For the first time in nearly 50 years, Polyfest will go ahead without crowds and go digital.
With the Omicron outbreak hitting its peak, the world's largest annual Māori and Pacific Islands festival has taken centre stage online and will be livestreamed.
Event director Seiuli Terri Leo-Mau'u told the Herald it was a hard decision, but after schools and sponsors, everyone's health and safety took priority.
"There will be no live audience, no sponsor activations or stalls at the venue," she said.
"It was a hard decision, but it was necessary."
It's the 47th celebration of Polyfest, and up to 55 groups are involved today from 26 schools.
"Usually we'd have about 75 schools," Leo-Mau'u adds.
The festival has had disruptions since 2019 which saw two cancellations. The first was to ensure the safety of ethnic communities after the Christchurch terrorist attacks.
The annual event would usually hold hundreds of participants, and tens of thousands of festival goers. But with Covid-19 at our shores, Polyfest was cancelled again in 2020, but came back strong in 2021.
This year didn't bring the same luck, but Leo-Mau'u said the enthusiastic spirit of Polyfest remained.
The event is held at Manukau Sports Bowl, with schools scheduled at different times and safety precautions. Students from different schools arrive on buses, perform in front of the judges, and then leave.
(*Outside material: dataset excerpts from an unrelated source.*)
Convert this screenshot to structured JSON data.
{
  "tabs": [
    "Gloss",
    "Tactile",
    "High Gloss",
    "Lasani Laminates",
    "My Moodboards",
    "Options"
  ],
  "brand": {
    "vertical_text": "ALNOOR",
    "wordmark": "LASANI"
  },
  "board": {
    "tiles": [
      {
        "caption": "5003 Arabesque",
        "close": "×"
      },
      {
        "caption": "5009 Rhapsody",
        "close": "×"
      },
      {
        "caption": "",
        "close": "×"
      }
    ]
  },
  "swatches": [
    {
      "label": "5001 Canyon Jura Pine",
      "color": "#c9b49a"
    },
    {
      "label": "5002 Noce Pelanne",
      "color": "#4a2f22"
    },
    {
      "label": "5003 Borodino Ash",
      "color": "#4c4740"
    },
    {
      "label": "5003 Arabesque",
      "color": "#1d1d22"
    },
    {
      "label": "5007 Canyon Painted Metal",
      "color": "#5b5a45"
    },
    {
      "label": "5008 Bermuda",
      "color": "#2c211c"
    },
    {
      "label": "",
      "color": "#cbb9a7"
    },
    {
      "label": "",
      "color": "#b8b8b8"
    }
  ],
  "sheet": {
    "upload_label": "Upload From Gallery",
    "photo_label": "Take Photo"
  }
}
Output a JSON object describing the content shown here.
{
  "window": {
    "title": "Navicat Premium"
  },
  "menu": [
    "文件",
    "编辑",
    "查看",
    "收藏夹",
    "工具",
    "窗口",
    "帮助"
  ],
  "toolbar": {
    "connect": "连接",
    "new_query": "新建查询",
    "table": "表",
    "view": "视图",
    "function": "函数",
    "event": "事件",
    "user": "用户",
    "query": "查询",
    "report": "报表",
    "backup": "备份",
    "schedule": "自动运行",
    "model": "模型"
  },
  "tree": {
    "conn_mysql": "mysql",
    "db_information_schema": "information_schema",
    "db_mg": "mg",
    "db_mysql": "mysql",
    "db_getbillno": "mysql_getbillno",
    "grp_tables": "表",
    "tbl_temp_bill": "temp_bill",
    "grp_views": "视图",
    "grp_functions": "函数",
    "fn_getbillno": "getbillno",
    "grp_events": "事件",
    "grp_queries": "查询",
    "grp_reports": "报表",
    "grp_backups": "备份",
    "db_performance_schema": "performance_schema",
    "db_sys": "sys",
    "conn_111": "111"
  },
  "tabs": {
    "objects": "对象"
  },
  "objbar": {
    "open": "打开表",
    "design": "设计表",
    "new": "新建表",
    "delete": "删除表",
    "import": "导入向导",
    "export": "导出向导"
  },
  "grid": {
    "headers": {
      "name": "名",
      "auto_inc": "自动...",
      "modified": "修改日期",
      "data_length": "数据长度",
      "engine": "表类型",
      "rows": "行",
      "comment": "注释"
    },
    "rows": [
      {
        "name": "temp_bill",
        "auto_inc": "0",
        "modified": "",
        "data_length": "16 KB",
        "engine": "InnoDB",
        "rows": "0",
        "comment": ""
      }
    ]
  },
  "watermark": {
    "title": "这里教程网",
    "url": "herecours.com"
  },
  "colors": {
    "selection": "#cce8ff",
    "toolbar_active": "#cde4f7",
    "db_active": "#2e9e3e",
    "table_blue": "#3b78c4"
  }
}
The number of stages has been reduced to three this year, down from six last year, due to fewer participating schools due to the outbreak.
"The kids are definitely devastated I can say that for sure," Leo-Mau'u told the Herald.
"It shows how much it means to them. We were able to hold Polyfest in 2021 but we had fewer stages than we normally would.
"We're hoping to return to the six stages next year but for now, our students are still hyped up and excited to get on the stage."
Up first is the diversity stage. St Cuthbert's College and their Vietnamese group showcase colour, elegance and grace.
The group said they faced many challenges as a result of Covid, but were excited to make it to Polyfest.
The diversity stage is for cultures who do not fall under the main islands, a chance for Asian and ethnic minorities to show off their unique cultures.
Performances will include: Tahitian, Fijian, Hawaiian, Tuvaluan, African, Chinese, Filipino, Indian, Japanese, Kiribati, Korean, Sri Lankan, Thai, Tibetan, and Vietnamese groups.
Baradene's Filipino group featured "big costumes, big fans, big headpieces, lots of colours," as described by the group, complemented with big music which was put together by their leader.
"We love the opportunity to offer our culture to others and experience and embrace different cultures at Polyfest too," Jodi Orias said.
Māori and Pasifika performances kick off on Thursday.
Traditionally, the crowds would begin to pile in on Friday and Saturday for Māori, Samoan and Tongan stages - the biggest crowds.
Over the next four days, students will compete in speech, song and dance on the Māori, Cook Islands, Niue, Samoan, Tongan, and the Diversity stage.
"I'm excited for the kids, to finally walk across the stage. To validate all the hard work and effort. This is all for them."